Hint: Chromecast uses mDNS for device discovery. Think about what network setting prevents devices on the same subnet from communicating.
View model answer
Client isolation (also called Layer 2 isolation) is enabled on the SSID or within the resident's VLAN. This prevents devices on the same subnet from communicating with each other, which blocks mDNS and Bonjour discovery. The fix is to disable client isolation within the resident's VLAN. The VLAN boundary itself provides isolation from other residents. You do not need client isolation to achieve resident-to-resident security.
Q2. You are deploying WiFi in a 500-unit student accommodation block. A colleague suggests assigning a /28 subnet to each room to conserve IP address space. Why is this a problem, and what should you assign instead?
Hint: Calculate the number of usable addresses in a /28 subnet, then count the devices a typical student connects.
View model answer
A /28 subnet provides only 14 usable IP addresses. A typical student connects a phone, laptop, tablet, games console, smart TV, and smart speaker - that is already six devices. Add a few IoT devices and a friend visiting, and you exhaust the pool within days. Assign a /24 subnet (254 usable addresses) per room. The additional IP space costs nothing and prevents a common and disruptive failure mode.

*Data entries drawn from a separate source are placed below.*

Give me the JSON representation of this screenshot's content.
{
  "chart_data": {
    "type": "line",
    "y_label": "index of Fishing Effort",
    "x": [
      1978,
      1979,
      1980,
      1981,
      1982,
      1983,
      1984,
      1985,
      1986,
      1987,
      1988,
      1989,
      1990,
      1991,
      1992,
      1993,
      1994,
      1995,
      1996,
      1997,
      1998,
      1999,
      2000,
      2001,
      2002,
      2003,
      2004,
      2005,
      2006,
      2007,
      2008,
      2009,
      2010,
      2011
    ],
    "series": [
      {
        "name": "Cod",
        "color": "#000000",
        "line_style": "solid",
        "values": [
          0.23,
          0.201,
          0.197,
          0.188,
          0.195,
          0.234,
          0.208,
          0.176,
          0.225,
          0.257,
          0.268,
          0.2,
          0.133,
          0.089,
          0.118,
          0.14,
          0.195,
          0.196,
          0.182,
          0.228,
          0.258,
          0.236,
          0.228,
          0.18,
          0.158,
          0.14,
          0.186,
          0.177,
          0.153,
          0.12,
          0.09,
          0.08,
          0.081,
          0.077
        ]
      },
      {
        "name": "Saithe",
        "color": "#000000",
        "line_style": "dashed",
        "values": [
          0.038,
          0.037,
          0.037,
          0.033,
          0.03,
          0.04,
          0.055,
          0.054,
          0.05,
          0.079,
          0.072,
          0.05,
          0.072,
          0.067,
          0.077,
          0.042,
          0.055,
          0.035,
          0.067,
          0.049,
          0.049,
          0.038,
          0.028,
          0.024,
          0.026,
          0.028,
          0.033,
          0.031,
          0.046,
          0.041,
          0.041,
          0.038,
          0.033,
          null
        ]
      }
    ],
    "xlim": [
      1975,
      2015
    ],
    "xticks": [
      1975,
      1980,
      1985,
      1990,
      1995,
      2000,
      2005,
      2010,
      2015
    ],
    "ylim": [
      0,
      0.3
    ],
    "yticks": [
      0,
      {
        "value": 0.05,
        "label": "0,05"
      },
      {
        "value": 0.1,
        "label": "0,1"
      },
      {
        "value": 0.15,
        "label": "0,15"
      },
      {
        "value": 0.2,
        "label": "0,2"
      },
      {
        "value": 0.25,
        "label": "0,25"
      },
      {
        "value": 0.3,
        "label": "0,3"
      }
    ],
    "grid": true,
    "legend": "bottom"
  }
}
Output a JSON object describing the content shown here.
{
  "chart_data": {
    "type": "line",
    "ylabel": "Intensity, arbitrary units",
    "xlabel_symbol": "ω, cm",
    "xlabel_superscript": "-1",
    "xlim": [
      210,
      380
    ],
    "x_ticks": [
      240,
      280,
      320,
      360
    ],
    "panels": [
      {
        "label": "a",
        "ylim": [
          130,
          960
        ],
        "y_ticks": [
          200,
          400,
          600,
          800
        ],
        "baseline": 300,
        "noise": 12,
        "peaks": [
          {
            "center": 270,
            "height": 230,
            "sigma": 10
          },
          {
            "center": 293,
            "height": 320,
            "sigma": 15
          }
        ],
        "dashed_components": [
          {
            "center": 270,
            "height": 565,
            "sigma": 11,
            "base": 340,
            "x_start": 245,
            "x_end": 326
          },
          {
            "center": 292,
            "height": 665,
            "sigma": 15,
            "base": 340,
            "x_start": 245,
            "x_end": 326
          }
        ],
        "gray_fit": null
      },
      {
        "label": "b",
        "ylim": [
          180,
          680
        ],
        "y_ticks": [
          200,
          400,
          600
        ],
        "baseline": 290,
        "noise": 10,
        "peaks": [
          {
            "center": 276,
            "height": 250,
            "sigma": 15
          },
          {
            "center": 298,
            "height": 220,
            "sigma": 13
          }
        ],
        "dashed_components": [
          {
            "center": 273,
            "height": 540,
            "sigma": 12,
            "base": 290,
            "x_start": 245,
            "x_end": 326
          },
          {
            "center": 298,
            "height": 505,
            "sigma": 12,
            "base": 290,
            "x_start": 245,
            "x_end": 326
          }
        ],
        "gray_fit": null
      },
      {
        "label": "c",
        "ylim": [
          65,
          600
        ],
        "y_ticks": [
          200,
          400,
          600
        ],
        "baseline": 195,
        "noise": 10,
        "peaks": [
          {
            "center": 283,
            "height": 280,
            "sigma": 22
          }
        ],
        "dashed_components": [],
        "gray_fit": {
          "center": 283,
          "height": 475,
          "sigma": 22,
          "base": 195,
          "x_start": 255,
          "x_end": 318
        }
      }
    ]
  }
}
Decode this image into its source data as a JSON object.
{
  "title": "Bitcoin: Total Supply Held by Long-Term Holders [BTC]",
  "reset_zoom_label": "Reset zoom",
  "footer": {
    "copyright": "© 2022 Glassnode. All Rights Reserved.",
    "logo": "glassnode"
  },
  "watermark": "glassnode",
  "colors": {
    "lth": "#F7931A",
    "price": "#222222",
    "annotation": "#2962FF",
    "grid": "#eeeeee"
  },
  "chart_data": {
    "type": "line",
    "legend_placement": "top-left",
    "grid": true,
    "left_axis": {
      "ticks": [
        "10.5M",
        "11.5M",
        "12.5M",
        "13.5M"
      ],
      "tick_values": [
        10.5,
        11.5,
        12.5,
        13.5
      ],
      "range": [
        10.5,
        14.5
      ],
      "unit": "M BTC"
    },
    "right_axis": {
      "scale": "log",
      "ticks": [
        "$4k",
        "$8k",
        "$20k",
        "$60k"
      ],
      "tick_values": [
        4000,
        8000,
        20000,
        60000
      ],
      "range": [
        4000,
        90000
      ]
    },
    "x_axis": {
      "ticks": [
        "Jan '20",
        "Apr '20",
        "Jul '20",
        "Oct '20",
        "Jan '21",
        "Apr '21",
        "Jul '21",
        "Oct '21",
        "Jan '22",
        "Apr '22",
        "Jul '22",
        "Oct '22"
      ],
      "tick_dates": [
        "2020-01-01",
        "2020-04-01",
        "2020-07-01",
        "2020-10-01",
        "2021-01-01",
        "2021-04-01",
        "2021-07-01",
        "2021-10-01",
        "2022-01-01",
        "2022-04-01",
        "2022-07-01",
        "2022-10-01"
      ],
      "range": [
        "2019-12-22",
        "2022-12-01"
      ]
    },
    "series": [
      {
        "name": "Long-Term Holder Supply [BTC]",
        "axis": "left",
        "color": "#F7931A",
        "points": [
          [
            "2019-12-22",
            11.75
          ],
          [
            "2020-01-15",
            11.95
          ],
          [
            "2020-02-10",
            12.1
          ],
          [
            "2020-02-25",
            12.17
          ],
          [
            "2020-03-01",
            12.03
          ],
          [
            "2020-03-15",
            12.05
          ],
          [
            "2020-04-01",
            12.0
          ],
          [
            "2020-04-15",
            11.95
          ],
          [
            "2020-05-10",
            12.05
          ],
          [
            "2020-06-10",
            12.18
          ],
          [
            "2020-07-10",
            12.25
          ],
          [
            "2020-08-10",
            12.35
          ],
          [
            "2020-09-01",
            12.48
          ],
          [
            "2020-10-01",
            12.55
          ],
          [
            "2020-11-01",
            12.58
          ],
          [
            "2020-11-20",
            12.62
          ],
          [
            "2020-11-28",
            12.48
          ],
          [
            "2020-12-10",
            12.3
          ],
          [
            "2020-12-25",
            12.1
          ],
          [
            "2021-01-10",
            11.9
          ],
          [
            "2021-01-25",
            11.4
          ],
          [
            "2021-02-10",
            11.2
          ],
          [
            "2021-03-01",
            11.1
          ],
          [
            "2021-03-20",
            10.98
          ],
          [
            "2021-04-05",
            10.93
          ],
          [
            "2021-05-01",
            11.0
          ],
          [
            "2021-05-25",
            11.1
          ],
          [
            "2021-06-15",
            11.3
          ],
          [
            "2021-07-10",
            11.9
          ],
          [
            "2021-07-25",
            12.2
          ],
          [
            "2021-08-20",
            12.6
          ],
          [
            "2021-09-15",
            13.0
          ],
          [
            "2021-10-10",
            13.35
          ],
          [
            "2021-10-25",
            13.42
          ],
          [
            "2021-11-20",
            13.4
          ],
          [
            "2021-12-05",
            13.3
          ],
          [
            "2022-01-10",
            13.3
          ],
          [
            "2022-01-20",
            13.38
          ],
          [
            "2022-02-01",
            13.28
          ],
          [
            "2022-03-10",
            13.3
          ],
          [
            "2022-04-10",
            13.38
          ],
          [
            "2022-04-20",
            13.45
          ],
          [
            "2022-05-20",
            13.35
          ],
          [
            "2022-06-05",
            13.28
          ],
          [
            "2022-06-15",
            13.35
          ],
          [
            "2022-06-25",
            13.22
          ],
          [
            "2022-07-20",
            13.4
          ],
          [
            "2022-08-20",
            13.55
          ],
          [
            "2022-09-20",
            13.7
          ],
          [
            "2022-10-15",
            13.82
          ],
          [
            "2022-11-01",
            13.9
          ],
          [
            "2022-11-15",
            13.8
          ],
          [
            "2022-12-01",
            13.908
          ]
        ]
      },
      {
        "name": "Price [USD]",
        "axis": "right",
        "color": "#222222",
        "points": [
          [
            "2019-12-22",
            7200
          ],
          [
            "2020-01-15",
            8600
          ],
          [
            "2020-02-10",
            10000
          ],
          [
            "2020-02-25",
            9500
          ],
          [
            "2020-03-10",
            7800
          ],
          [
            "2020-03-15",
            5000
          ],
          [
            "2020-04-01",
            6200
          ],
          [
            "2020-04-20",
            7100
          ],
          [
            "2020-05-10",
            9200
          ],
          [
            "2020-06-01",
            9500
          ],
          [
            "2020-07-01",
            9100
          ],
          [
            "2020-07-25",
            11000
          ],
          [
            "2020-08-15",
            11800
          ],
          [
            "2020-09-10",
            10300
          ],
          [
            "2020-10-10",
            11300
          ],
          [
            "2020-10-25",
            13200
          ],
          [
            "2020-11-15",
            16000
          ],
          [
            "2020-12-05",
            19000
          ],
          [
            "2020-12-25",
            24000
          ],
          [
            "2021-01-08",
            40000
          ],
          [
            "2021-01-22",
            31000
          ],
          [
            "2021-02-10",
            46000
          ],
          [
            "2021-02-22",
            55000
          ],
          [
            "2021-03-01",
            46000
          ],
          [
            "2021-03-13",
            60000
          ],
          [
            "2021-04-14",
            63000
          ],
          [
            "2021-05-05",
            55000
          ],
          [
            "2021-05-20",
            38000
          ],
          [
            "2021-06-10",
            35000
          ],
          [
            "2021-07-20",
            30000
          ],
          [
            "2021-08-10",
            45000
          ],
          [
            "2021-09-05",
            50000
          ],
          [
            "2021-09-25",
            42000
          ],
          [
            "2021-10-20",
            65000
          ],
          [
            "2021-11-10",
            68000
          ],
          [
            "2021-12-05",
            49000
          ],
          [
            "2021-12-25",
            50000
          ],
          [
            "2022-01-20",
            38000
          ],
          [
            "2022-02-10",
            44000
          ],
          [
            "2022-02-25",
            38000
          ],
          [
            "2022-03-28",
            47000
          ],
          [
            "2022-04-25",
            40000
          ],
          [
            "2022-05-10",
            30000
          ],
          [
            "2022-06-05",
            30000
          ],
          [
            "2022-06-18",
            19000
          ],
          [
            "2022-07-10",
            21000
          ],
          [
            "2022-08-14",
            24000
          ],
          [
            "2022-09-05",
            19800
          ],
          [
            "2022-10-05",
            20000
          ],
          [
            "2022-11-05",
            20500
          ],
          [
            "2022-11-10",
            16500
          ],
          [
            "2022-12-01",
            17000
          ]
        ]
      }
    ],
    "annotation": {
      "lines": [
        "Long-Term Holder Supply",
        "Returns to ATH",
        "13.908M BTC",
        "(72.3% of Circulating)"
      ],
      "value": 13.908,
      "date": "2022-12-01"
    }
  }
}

Q3. A BTR operator wants to upgrade their entire network to WiFi 7 and mandate WPA3 security on all bands, including 6 GHz. They currently run iPSK on a WPA2 SSID. What is the impact on their iPSK deployment, and what is the recommended migration path?
Hint: Consider the authentication handshake used in WPA3 and whether it supports multiple PSKs per SSID.
View model answer
WPA3 uses SAE, which does not currently support multiple PSKs per SSID under the IEEE 802.11 standard. Mandating WPA3 on all bands will break the iPSK deployment. The recommended approach is a hybrid model: retain the WPA2 iPSK SSID on 2.4 GHz and 5 GHz for IoT devices and legacy hardware. Deploy a separate WPA3 SSID using 802.1X EAP-TLS on the 6 GHz band for WiFi 7 capable devices. This is not a compromise - it is the current vendor-neutral best practice across Cisco Meraki, HPE Aruba, Ruckus, and all other major platforms.